Slow worm
Anguis fragilis
The slow worm is a legless lizard belonging to the family Anguidae, often mistaken for a snake. It features smooth, shiny scales and has the ability to shed its tail to escape predators. Its body is typically grey, brown, or copper-colored, with females often displaying dark flanks and a vertebral stripe.

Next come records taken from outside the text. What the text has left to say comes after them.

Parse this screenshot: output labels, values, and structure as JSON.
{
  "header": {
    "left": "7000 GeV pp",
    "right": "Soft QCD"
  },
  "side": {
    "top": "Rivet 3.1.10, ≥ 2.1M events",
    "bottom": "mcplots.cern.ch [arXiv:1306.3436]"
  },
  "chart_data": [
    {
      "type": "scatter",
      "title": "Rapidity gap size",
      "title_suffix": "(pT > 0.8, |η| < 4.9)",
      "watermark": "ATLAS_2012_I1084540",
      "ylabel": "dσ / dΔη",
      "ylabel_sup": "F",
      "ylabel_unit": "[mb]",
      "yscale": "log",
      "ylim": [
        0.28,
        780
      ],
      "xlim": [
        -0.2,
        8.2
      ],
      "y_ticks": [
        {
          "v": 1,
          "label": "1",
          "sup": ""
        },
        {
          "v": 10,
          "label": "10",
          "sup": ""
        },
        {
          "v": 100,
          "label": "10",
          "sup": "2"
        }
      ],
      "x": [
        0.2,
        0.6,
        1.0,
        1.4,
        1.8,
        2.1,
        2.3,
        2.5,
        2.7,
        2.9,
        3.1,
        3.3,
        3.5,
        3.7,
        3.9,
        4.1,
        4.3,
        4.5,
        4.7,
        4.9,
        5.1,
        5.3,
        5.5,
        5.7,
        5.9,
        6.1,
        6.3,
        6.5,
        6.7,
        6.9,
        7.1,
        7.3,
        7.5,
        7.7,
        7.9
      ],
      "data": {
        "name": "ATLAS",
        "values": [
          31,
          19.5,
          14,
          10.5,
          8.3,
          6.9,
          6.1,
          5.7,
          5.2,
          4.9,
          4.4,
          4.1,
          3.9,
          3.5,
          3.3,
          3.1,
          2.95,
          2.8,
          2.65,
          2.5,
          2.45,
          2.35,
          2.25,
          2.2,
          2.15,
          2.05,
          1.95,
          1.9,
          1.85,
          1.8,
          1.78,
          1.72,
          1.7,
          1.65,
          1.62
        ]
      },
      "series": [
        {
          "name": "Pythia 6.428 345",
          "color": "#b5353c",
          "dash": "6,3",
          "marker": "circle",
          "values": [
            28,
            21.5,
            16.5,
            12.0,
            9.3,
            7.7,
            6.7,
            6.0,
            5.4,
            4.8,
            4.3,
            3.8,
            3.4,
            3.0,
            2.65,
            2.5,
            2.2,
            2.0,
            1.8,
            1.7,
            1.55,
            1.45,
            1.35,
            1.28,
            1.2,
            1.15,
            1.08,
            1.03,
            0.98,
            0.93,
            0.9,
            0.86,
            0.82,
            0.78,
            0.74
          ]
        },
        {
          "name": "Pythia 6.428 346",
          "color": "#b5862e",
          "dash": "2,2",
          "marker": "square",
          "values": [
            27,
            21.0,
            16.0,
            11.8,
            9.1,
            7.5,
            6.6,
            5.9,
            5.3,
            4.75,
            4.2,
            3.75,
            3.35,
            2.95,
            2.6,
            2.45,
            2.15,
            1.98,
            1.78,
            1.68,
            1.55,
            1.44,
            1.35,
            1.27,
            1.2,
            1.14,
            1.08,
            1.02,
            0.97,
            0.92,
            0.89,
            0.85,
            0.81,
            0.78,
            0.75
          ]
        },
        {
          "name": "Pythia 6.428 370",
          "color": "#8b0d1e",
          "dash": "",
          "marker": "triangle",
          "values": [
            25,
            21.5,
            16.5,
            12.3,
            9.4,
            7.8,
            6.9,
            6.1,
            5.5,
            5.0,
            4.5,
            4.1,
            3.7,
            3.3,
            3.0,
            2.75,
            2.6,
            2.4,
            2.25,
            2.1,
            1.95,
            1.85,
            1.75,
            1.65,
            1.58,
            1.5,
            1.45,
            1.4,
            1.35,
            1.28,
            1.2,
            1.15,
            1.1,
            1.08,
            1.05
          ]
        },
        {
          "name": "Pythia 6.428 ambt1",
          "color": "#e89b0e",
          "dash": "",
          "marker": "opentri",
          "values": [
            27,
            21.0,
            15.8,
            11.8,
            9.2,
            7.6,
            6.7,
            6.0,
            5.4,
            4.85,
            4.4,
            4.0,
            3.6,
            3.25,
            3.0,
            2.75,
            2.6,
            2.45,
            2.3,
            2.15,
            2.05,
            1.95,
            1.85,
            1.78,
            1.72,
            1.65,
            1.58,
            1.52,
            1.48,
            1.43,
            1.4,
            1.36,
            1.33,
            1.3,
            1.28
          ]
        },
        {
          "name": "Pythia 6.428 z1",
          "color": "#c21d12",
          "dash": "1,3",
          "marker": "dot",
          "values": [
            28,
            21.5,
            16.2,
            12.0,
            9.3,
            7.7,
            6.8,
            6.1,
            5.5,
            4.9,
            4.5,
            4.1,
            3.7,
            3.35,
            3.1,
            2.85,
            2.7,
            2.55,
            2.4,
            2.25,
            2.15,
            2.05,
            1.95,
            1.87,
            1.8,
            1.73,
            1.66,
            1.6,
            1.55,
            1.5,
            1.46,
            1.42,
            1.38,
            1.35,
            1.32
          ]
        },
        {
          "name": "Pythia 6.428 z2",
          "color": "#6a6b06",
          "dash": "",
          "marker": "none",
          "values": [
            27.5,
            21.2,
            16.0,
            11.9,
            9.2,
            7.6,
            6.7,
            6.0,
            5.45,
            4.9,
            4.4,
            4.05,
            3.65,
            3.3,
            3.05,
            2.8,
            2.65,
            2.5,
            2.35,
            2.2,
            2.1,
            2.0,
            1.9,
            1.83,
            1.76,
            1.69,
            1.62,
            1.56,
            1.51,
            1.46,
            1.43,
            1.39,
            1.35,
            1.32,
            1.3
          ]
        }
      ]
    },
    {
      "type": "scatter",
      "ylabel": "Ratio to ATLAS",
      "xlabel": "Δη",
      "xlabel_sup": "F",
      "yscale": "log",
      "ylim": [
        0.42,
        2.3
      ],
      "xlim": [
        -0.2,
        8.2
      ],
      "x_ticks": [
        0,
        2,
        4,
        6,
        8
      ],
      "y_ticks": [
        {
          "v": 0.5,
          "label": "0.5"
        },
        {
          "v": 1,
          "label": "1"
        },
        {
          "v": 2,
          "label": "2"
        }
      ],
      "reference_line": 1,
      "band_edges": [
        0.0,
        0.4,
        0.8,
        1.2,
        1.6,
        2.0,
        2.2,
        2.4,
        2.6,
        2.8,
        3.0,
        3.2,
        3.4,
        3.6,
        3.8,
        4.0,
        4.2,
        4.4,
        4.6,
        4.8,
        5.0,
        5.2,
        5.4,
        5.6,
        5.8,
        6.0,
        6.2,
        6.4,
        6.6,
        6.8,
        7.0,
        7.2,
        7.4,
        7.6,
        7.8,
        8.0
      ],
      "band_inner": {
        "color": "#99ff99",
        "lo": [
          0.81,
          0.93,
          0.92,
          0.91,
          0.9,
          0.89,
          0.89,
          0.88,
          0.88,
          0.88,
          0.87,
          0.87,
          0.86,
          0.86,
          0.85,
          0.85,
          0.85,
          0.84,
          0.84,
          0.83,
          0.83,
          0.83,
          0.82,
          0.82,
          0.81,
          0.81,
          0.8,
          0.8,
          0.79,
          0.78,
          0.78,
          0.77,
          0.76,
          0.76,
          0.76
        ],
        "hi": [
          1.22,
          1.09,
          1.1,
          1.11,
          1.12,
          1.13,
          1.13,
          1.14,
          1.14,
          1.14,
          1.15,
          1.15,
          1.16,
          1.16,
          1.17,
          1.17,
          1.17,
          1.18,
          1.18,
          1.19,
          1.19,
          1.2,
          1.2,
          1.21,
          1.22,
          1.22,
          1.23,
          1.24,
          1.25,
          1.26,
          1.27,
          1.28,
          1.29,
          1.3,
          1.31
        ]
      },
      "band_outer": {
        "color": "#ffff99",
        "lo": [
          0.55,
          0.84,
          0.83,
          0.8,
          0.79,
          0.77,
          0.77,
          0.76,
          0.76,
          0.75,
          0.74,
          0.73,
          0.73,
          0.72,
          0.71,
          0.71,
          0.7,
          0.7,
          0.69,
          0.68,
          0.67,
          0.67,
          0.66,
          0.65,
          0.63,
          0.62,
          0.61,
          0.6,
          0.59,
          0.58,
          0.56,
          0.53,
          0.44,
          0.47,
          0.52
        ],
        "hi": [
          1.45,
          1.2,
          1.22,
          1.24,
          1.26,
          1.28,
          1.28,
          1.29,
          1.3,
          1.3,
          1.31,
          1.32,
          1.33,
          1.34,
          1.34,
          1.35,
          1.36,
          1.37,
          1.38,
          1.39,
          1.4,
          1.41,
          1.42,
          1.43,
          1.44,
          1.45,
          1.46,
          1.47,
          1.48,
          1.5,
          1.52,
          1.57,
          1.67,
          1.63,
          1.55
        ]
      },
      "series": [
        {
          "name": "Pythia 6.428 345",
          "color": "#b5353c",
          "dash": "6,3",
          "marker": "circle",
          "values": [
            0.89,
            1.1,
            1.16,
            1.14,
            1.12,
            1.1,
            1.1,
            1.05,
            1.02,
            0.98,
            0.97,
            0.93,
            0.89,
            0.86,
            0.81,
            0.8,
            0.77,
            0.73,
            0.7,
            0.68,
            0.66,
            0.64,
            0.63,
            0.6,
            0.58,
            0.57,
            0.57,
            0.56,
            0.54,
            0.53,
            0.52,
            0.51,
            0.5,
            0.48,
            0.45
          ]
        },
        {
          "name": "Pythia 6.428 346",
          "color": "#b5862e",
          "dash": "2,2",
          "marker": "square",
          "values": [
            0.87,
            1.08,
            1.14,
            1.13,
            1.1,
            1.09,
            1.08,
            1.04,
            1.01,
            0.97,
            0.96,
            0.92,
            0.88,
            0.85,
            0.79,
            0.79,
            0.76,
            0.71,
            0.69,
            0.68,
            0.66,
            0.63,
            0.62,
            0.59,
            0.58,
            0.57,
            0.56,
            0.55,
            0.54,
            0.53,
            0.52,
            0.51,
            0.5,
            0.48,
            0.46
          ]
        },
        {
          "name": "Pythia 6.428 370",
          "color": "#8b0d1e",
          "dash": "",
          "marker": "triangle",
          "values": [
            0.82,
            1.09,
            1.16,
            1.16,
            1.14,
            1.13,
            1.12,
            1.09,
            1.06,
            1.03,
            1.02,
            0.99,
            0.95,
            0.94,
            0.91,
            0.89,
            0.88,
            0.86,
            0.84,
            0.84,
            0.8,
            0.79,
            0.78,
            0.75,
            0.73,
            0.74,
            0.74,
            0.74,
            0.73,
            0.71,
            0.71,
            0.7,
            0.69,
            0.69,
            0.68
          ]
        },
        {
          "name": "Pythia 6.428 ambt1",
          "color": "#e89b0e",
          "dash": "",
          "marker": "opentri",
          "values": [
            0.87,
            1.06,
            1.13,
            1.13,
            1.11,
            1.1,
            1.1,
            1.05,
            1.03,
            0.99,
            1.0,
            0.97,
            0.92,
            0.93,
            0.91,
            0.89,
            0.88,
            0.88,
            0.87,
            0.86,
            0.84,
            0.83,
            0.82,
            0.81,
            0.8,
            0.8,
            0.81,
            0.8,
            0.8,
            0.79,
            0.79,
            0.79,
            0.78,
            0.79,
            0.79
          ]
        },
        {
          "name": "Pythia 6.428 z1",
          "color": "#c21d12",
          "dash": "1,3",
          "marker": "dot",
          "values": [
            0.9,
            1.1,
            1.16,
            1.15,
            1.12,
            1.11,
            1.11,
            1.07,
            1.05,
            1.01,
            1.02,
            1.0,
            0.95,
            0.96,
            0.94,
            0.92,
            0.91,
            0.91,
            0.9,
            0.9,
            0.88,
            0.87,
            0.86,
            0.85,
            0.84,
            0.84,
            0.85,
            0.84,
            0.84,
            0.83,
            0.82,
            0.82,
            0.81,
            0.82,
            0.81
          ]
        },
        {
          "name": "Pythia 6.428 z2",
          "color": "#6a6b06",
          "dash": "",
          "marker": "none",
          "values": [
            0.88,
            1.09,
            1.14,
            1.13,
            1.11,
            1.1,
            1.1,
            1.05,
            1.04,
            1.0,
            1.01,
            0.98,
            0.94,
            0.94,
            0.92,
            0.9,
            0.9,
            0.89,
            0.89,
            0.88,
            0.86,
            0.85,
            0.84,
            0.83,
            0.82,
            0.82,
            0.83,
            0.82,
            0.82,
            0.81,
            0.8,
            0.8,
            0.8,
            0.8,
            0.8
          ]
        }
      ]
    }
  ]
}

It prefers semi-open habitats such as forest edges, gardens, and meadows with ample hiding spots.

Details
Identification
Legless body, smooth scales, movable eyelids (unlike snakes), autotomous tail.
Social behavior
Solitary, but often uses communal hibernation sites with several individuals.
Diet
Feeds mainly on slugs, earthworms, hairless caterpillars, and spiders.
Hunting strategy
Slow searching and grabbing prey with small, backward-curved teeth.
Overwintering
Hibernation in frost-free burrows, under tree stumps, or in compost heaps.
Ecology
Ecological role
Important predator of small invertebrates; specifically regulates slug populations.
Natural predators
Birds of prey, martens, hedgehogs, snakes (e.g., smooth snake), and domestic cats.
Competitor species
Other insectivorous reptiles and amphibians such as the sand lizard.
Ecosystem service
Natural pest control in gardens and agriculture by consuming slugs.
Threats
Habitat loss, intensive agriculture, use of pesticides (slug pellets), and domestic cats.
Scientific profile
Profile
Distinguishing features
Legless lizard (not a snake); possesses movable, closable eyelids; visible ear openings (often small); the tail can be shed at predetermined breaking points when threatened (autotomy); the tongue is notched but not deeply forked like in snakes.
Habitat
Euryoecious species; prefers structurally diverse habitats with moderate humidity such as forest edges, open woodlands, bogs, heathlands, fallow land, railway embankments, and semi-natural gardens or parks with dense herbaceous layers and hiding spots.
Diet
Specialized predator of slow-moving invertebrates, primarily slugs and earthworms; also hairless caterpillars, woodlice, and spiders.
Role in food web
Important regulator of slug populations; serves as a prey base for numerous predators of higher trophic levels.
Protection & threats
Main threats
Intensification of agriculture and forestry, habitat loss due to land consolidation, use of pesticides (especially molluscicides), predation by free-ranging domestic cats, and road mortality.
Population trend
Still widespread and common in Germany, but regionally declining due to habitat fragmentation; listed on the near-threatened/preliminary warning list of the Red List.
Conservation measures
Preservation and networking of ecotones; creation of log and stone piles; avoidance of molluscicides in gardens; promotion of extensive meadow management.